In Wikibon parlance, GRS stands for 'getting rid of stuff.' There is no doubt that from a GRS perspective, BT's Windows consolidation project succeeded. The most amazing part was the elimination and disposal (ecologically friendly of course) of more than 200 tons of old equipment. The rest of the GRS story is well documented:
- 3000+ servers down to less than 150
- 700 racks at 8 sites down to 40 at 5 sites
- Reduction in energy costs of more than $2.4M annually
- 9000+ network ports down to less than 850
- Backup from four days to a full daily in 30 minutes
- Unused capacity declined precipitously as storage utilization shot from the low 20's to 70%
- 6 weeks to deploy new servers down to 1 working day
The danger in stories like this is that companies get lulled into a sense that technology can be applied to solve efficiency problems for a much wider set of applications than what BT has wisely chosen for virtualization. BT's VMware applications are infrastructure related such as Web, firewalls and smaller databases that can be considered point systems. Over time, application creep into virtualized environments could expose the fundamental lack of disciplined approaches to classification and automation of policies for data migration, archiving and shredding. This is the root cause of waste and data growth in many applications, and users should address this problem head on.

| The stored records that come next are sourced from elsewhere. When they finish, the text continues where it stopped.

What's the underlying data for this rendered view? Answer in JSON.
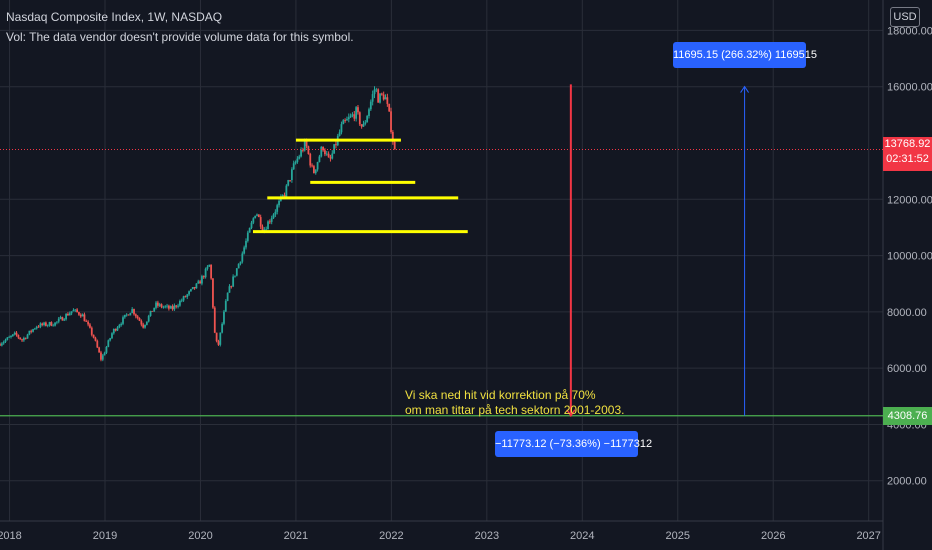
{
  "header": {
    "title": "Nasdaq Composite Index, 1W, NASDAQ",
    "vol_note": "Vol: The data vendor doesn't provide volume data for this symbol."
  },
  "currency_button": "USD",
  "price_tag": {
    "value": "13768.92",
    "countdown": "02:31:52",
    "color": "#f23645"
  },
  "support_tag": {
    "value": "4308.76",
    "color": "#4caf50"
  },
  "measure_up": "11695.15 (266.32%) 1169515",
  "measure_down": "−11773.12 (−73.36%) −1177312",
  "annotation": {
    "line1": "Vi ska ned hit vid korrektion på 70%",
    "line2": "om man tittar på tech sektorn 2001-2003."
  },
  "chart_data": {
    "type": "candlestick",
    "title": "Nasdaq Composite Index, 1W, NASDAQ",
    "xlabel": "",
    "ylabel": "",
    "x_tick_labels": [
      "2018",
      "2019",
      "2020",
      "2021",
      "2022",
      "2023",
      "2024",
      "2025",
      "2026",
      "2027"
    ],
    "y_tick_labels": [
      "2000.00",
      "4000.00",
      "6000.00",
      "8000.00",
      "10000.00",
      "12000.00",
      "16000.00",
      "18000.00"
    ],
    "y_tick_values": [
      2000,
      4000,
      6000,
      8000,
      10000,
      12000,
      16000,
      18000
    ],
    "ylim": [
      570,
      19080
    ],
    "xlim": [
      2017.9,
      2027.15
    ],
    "grid": true,
    "price_path": [
      [
        2017.9,
        6850
      ],
      [
        2018.08,
        7200
      ],
      [
        2018.15,
        7000
      ],
      [
        2018.3,
        7500
      ],
      [
        2018.5,
        7600
      ],
      [
        2018.68,
        8050
      ],
      [
        2018.78,
        7900
      ],
      [
        2018.9,
        7100
      ],
      [
        2018.98,
        6300
      ],
      [
        2019.1,
        7300
      ],
      [
        2019.3,
        8100
      ],
      [
        2019.42,
        7500
      ],
      [
        2019.55,
        8250
      ],
      [
        2019.72,
        8100
      ],
      [
        2019.85,
        8500
      ],
      [
        2020.0,
        9000
      ],
      [
        2020.12,
        9700
      ],
      [
        2020.17,
        7200
      ],
      [
        2020.2,
        6700
      ],
      [
        2020.3,
        8600
      ],
      [
        2020.45,
        10000
      ],
      [
        2020.6,
        11600
      ],
      [
        2020.68,
        10900
      ],
      [
        2020.8,
        11600
      ],
      [
        2020.9,
        12200
      ],
      [
        2021.0,
        13200
      ],
      [
        2021.12,
        14000
      ],
      [
        2021.2,
        12900
      ],
      [
        2021.3,
        13900
      ],
      [
        2021.37,
        13300
      ],
      [
        2021.5,
        14600
      ],
      [
        2021.65,
        15100
      ],
      [
        2021.72,
        14500
      ],
      [
        2021.85,
        16000
      ],
      [
        2021.88,
        15600
      ],
      [
        2021.95,
        15700
      ],
      [
        2022.0,
        14900
      ],
      [
        2022.05,
        13768.92
      ]
    ],
    "horizontal_lines": [
      {
        "price": 14100,
        "x_start": 2021.0,
        "x_end": 2022.1,
        "color": "#ffff00"
      },
      {
        "price": 12600,
        "x_start": 2021.15,
        "x_end": 2022.25,
        "color": "#ffff00"
      },
      {
        "price": 12050,
        "x_start": 2020.7,
        "x_end": 2022.7,
        "color": "#ffff00"
      },
      {
        "price": 10850,
        "x_start": 2020.55,
        "x_end": 2022.8,
        "color": "#ffff00"
      },
      {
        "price": 4308.76,
        "x_start": 2017.9,
        "x_end": 2027.15,
        "color": "#4caf50",
        "label": "4308.76"
      }
    ],
    "last_price": 13768.92,
    "measure_up": {
      "x": 2025.7,
      "from": 4308.76,
      "to": 16003.91,
      "change": 11695.15,
      "percent": 266.32,
      "color": "#2962ff"
    },
    "measure_down": {
      "x": 2023.88,
      "from": 16081.88,
      "to": 4308.76,
      "change": -11773.12,
      "percent": -73.36,
      "color": "#f23645"
    }
  }
}
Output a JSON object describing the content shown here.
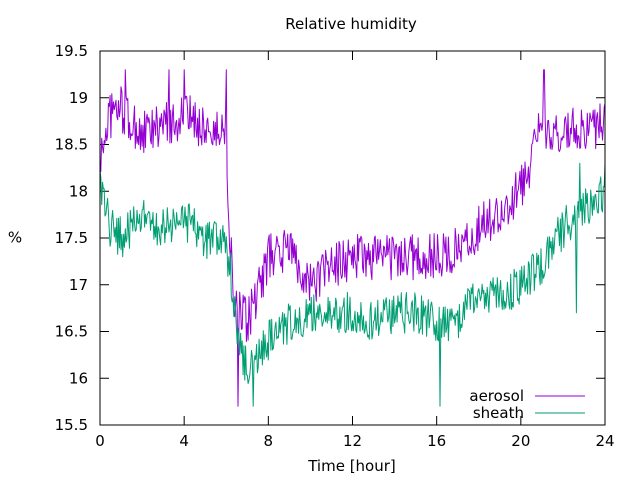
{
  "chart_data": {
    "type": "line",
    "title": "Relative humidity",
    "xlabel": "Time [hour]",
    "ylabel": "%",
    "xlim": [
      0,
      24
    ],
    "ylim": [
      15.5,
      19.5
    ],
    "xticks": [
      0,
      4,
      8,
      12,
      16,
      20,
      24
    ],
    "yticks": [
      15.5,
      16,
      16.5,
      17,
      17.5,
      18,
      18.5,
      19,
      19.5
    ],
    "grid": false,
    "legend": "bottom-right",
    "sample_step_hours": 0.04,
    "series": [
      {
        "name": "aerosol",
        "color": "#9400d3",
        "anchors": [
          [
            0.0,
            18.3
          ],
          [
            0.4,
            18.8
          ],
          [
            1.0,
            18.9
          ],
          [
            1.5,
            18.7
          ],
          [
            2.0,
            18.6
          ],
          [
            3.0,
            18.7
          ],
          [
            4.0,
            18.8
          ],
          [
            5.0,
            18.7
          ],
          [
            5.5,
            18.6
          ],
          [
            5.95,
            18.7
          ],
          [
            6.1,
            17.9
          ],
          [
            6.3,
            17.0
          ],
          [
            6.5,
            16.7
          ],
          [
            7.0,
            16.6
          ],
          [
            7.5,
            16.9
          ],
          [
            8.0,
            17.3
          ],
          [
            9.0,
            17.4
          ],
          [
            10.0,
            17.0
          ],
          [
            11.0,
            17.2
          ],
          [
            12.0,
            17.3
          ],
          [
            13.0,
            17.3
          ],
          [
            14.0,
            17.3
          ],
          [
            15.0,
            17.3
          ],
          [
            16.0,
            17.3
          ],
          [
            17.0,
            17.4
          ],
          [
            18.0,
            17.6
          ],
          [
            19.0,
            17.8
          ],
          [
            20.0,
            18.0
          ],
          [
            21.0,
            18.7
          ],
          [
            22.0,
            18.6
          ],
          [
            23.0,
            18.7
          ],
          [
            24.0,
            18.7
          ]
        ],
        "noise": 0.25,
        "extremes": [
          [
            1.2,
            19.3
          ],
          [
            3.3,
            19.3
          ],
          [
            4.0,
            19.3
          ],
          [
            6.0,
            19.3
          ],
          [
            6.55,
            15.7
          ],
          [
            21.1,
            19.3
          ]
        ]
      },
      {
        "name": "sheath",
        "color": "#009e73",
        "anchors": [
          [
            0.0,
            18.0
          ],
          [
            0.5,
            17.6
          ],
          [
            1.0,
            17.5
          ],
          [
            2.0,
            17.7
          ],
          [
            3.0,
            17.6
          ],
          [
            4.0,
            17.7
          ],
          [
            5.0,
            17.5
          ],
          [
            6.0,
            17.4
          ],
          [
            6.3,
            17.0
          ],
          [
            6.6,
            16.4
          ],
          [
            7.0,
            16.1
          ],
          [
            7.5,
            16.2
          ],
          [
            8.0,
            16.4
          ],
          [
            9.0,
            16.6
          ],
          [
            10.0,
            16.7
          ],
          [
            11.0,
            16.7
          ],
          [
            12.0,
            16.7
          ],
          [
            13.0,
            16.6
          ],
          [
            14.0,
            16.7
          ],
          [
            15.0,
            16.7
          ],
          [
            16.0,
            16.6
          ],
          [
            17.0,
            16.6
          ],
          [
            18.0,
            16.9
          ],
          [
            19.0,
            16.9
          ],
          [
            20.0,
            17.0
          ],
          [
            21.0,
            17.2
          ],
          [
            22.0,
            17.6
          ],
          [
            23.0,
            17.8
          ],
          [
            24.0,
            18.0
          ]
        ],
        "noise": 0.22,
        "extremes": [
          [
            1.3,
            17.3
          ],
          [
            7.3,
            15.7
          ],
          [
            16.15,
            15.7
          ],
          [
            22.8,
            18.3
          ],
          [
            22.65,
            16.7
          ],
          [
            24.0,
            18.3
          ]
        ]
      }
    ]
  }
}
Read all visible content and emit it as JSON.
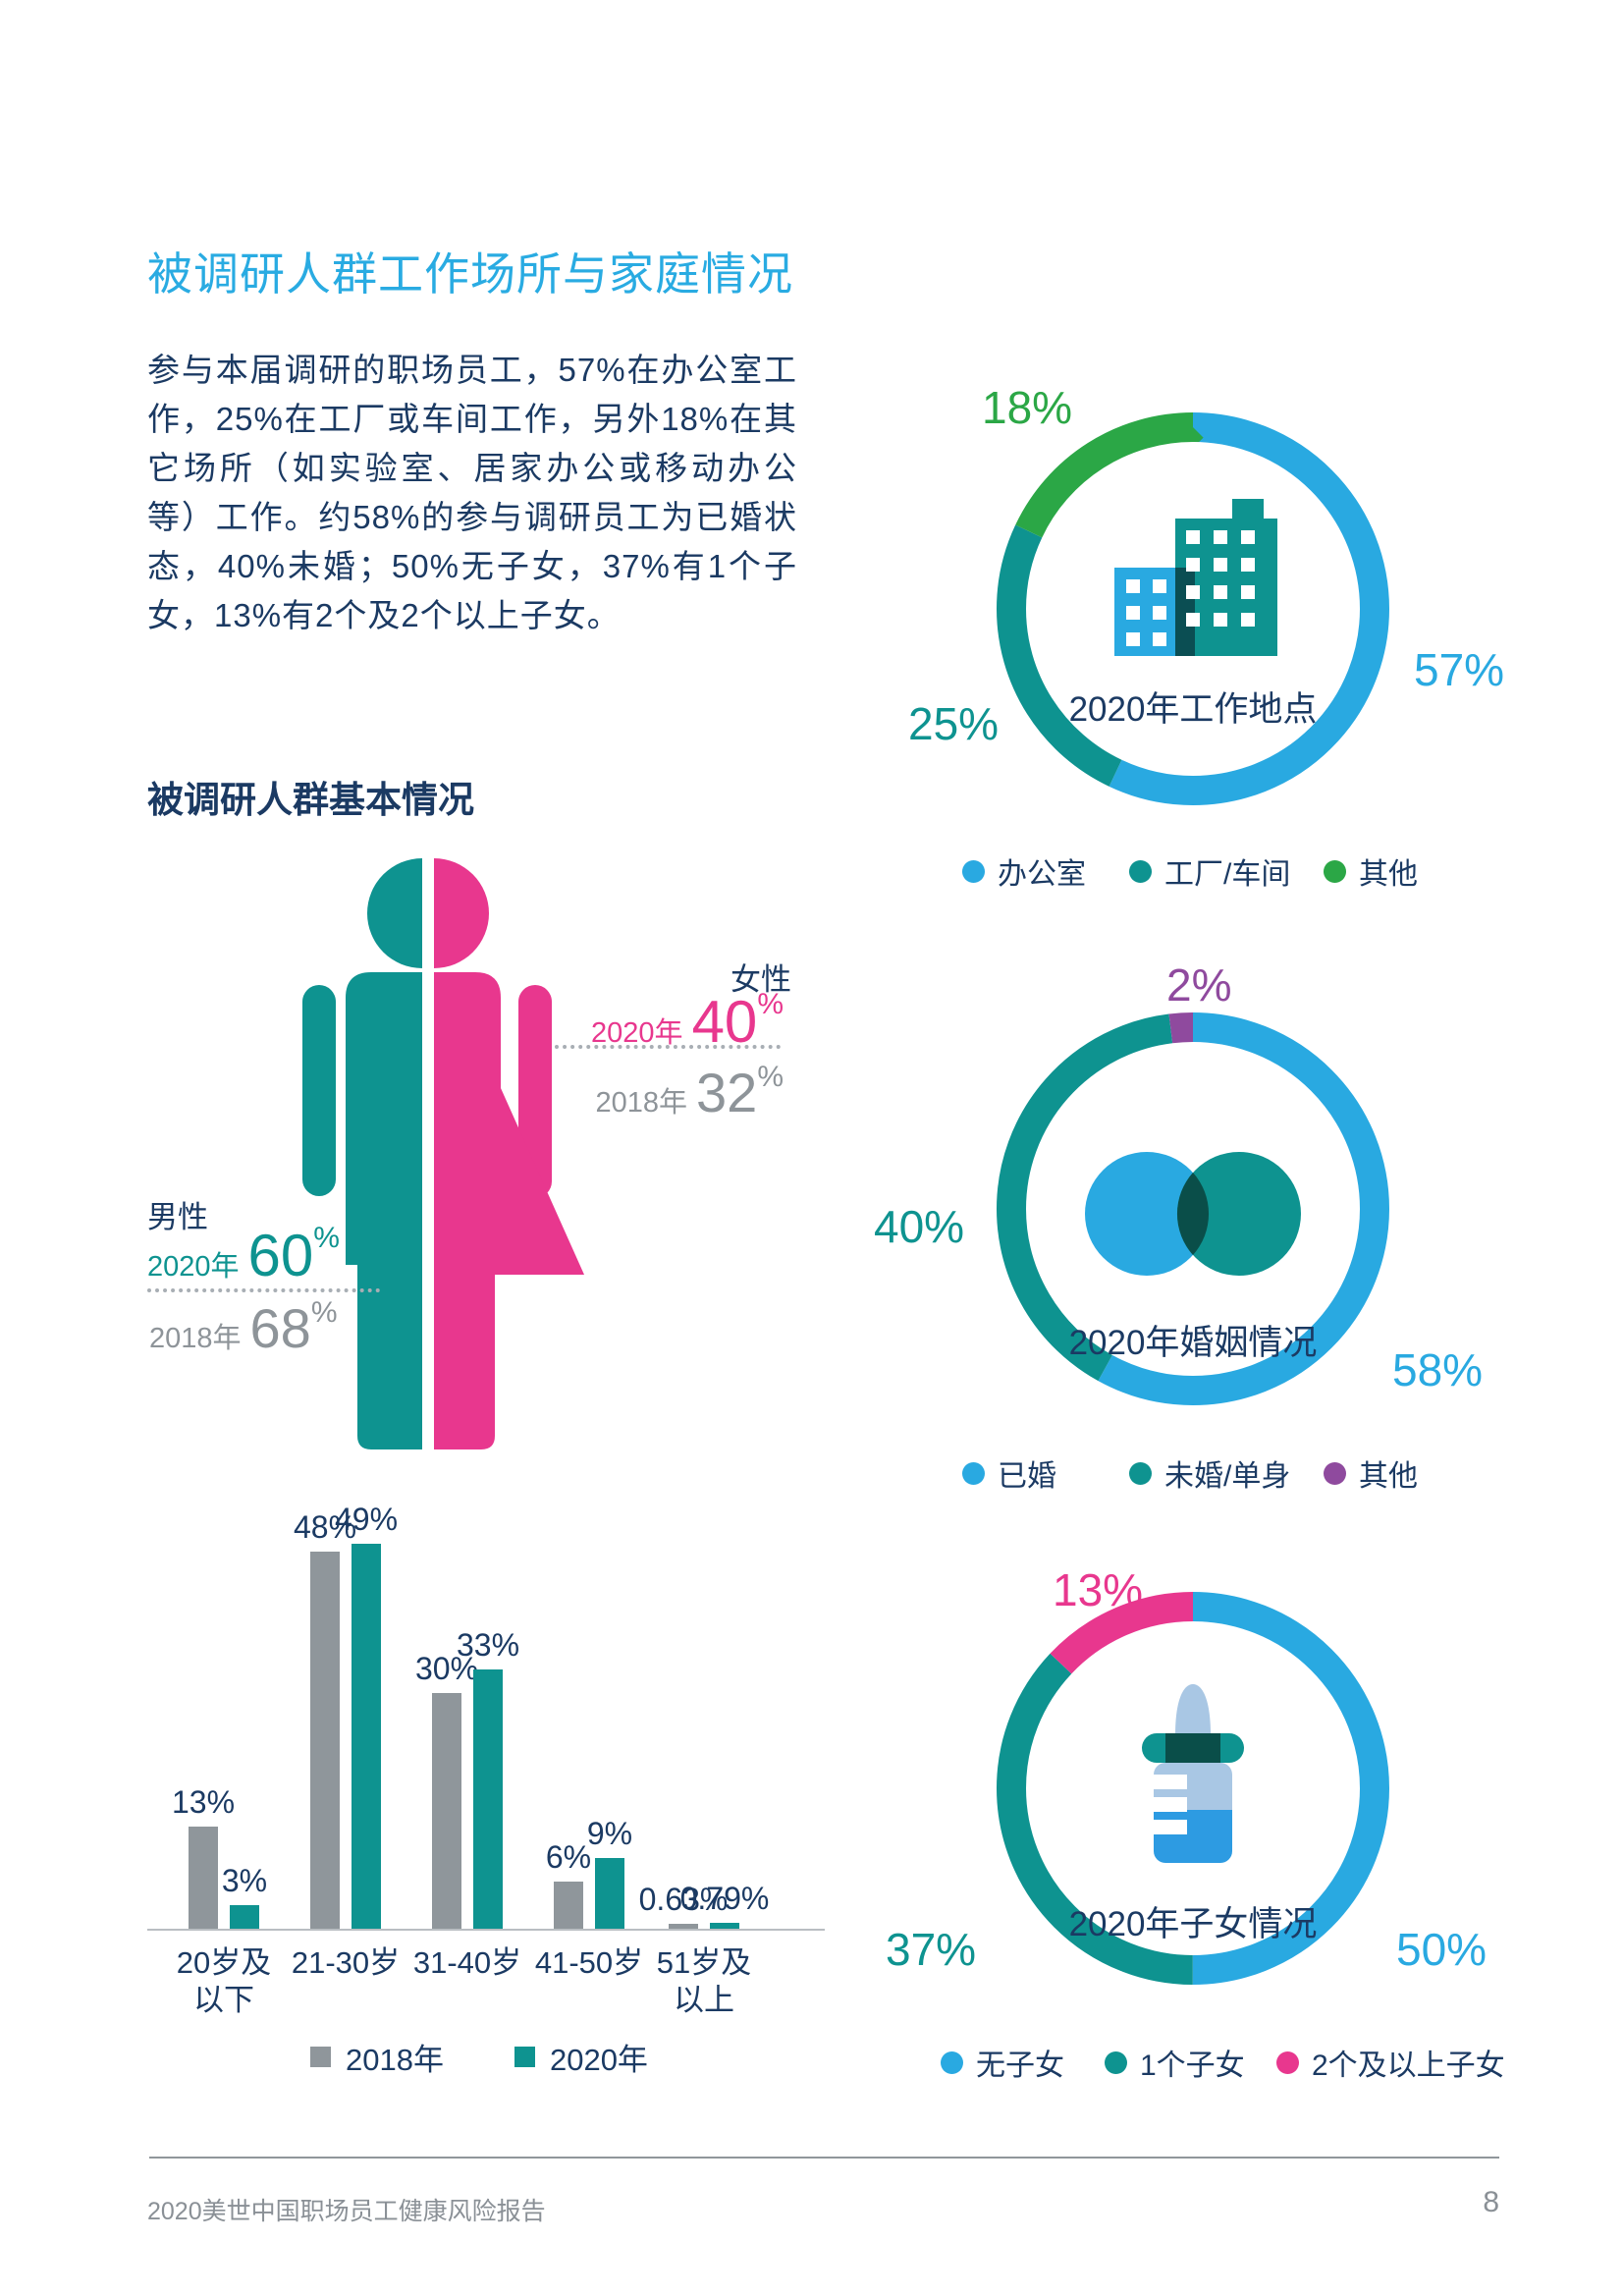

Action Item: Choosing virtualization applications wisely (e.g. infrastructure apps) will help get rid of tons of stuff, literally. Customers should beware of falling prey to promises that virtualization will achieve similar results more broadly. In these less virtualization-friendly environments, there is no getting around the need for better information management, starting with classification and the automation of policies to migrate, archive and ultimately get rid of unused data.